De heer Brand bracht verder de meening van de Paketvaartdirectie over, dat de Java-China-Japan Lijn nu voortaan goed zou doen, haar zaak in het belang van de Koninklijke Paketvaart Maatschappij te beheeren. Hij deed dit, er bij voegende, dat hij een dergelijke uitlating niet voor zijn rekening nam. Hij bracht haar dus slechts over om volledig te zijn. Ik noteer haar, omdat er duidelijk uit blijkt, met wat voor mentaliteit wij te doen hebben.

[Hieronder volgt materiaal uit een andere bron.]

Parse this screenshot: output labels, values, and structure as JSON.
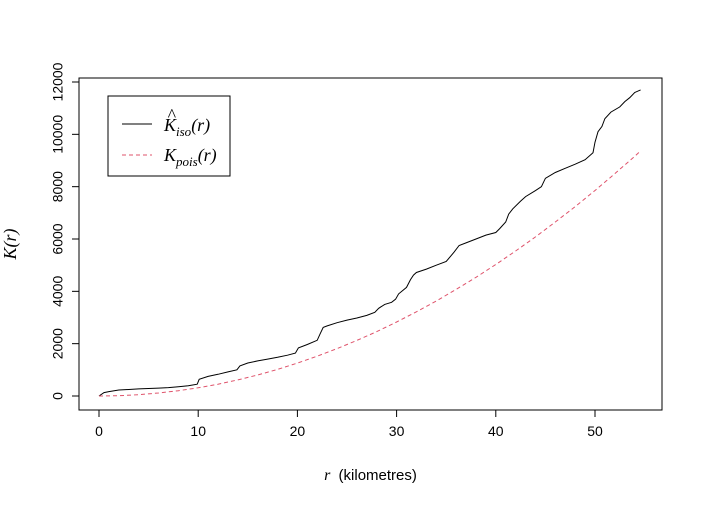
{
  "chart_data": {
    "type": "line",
    "xlabel_symbol": "r",
    "xlabel_unit": "(kilometres)",
    "ylabel_main": "K",
    "ylabel_arg": "(r)",
    "xlim": [
      0,
      55
    ],
    "ylim": [
      0,
      12000
    ],
    "x_ticks": [
      "0",
      "10",
      "20",
      "30",
      "40",
      "50"
    ],
    "y_ticks": [
      "0",
      "2000",
      "4000",
      "6000",
      "8000",
      "10000",
      "12000"
    ],
    "grid": false,
    "legend_position": "top-left",
    "legend": [
      {
        "main": "K",
        "hat": "^",
        "sub": "iso",
        "arg": "(r)"
      },
      {
        "main": "K",
        "hat": "",
        "sub": "pois",
        "arg": "(r)"
      }
    ],
    "series": [
      {
        "style": "solid",
        "color": "#000000",
        "x": [
          0,
          0.5,
          1,
          2,
          3,
          4,
          5,
          6,
          7,
          8,
          9,
          9.9,
          10.1,
          11,
          12,
          13,
          13.9,
          14.2,
          15,
          16,
          17,
          18,
          19,
          19.8,
          20.1,
          21,
          22,
          22.3,
          22.6,
          23,
          24,
          25,
          26,
          27,
          27.8,
          28.2,
          28.8,
          29.5,
          29.9,
          30.2,
          31,
          31.4,
          31.7,
          32,
          33,
          34,
          35,
          35.8,
          36.3,
          37,
          38,
          39,
          40,
          40.4,
          41,
          41.3,
          41.7,
          42.5,
          43,
          44,
          44.6,
          45,
          46,
          47,
          48,
          49,
          49.8,
          50,
          50.3,
          50.7,
          51,
          51.6,
          52.5,
          53,
          53.5,
          54,
          54.6
        ],
        "y": [
          0,
          130,
          170,
          230,
          250,
          270,
          285,
          300,
          320,
          350,
          390,
          450,
          640,
          750,
          830,
          920,
          1000,
          1150,
          1260,
          1340,
          1410,
          1480,
          1560,
          1640,
          1840,
          1970,
          2130,
          2380,
          2620,
          2680,
          2800,
          2900,
          2980,
          3080,
          3200,
          3350,
          3500,
          3580,
          3700,
          3900,
          4150,
          4450,
          4620,
          4720,
          4850,
          5000,
          5140,
          5500,
          5750,
          5850,
          6000,
          6150,
          6250,
          6400,
          6650,
          6950,
          7150,
          7450,
          7620,
          7850,
          8000,
          8320,
          8540,
          8700,
          8860,
          9030,
          9300,
          9700,
          10100,
          10300,
          10600,
          10850,
          11050,
          11250,
          11400,
          11600,
          11700
        ]
      },
      {
        "style": "dashed",
        "color": "#DF536B",
        "x": [
          0,
          2,
          4,
          6,
          8,
          10,
          12,
          14,
          16,
          18,
          20,
          22,
          24,
          26,
          28,
          30,
          32,
          34,
          36,
          38,
          40,
          42,
          44,
          46,
          48,
          50,
          52,
          54,
          54.6
        ],
        "y": [
          0,
          12,
          50,
          113,
          201,
          314,
          452,
          616,
          804,
          1018,
          1257,
          1521,
          1810,
          2124,
          2463,
          2827,
          3217,
          3632,
          4072,
          4536,
          5027,
          5542,
          6082,
          6648,
          7238,
          7854,
          8495,
          9161,
          9366
        ]
      }
    ]
  }
}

De Gedelegeerden der Koninklijke Paketvaart Maatschappij hadden hem (Brand) daarentegen opgedragen, het aanbod van de Koninklijke Paketvaart Maatschappij over te brengen, geld op faciele voorwaarden aan de Java-China-Japan Lijn aan te bieden voor het geval zij het voor nieuwe schepen noodig had, waarbij de Koninklijke Paketvaart Maatschappij zich dan evenwel het recht op benoeming van haar welgevallige directieleden en commissarissen zou bedingen.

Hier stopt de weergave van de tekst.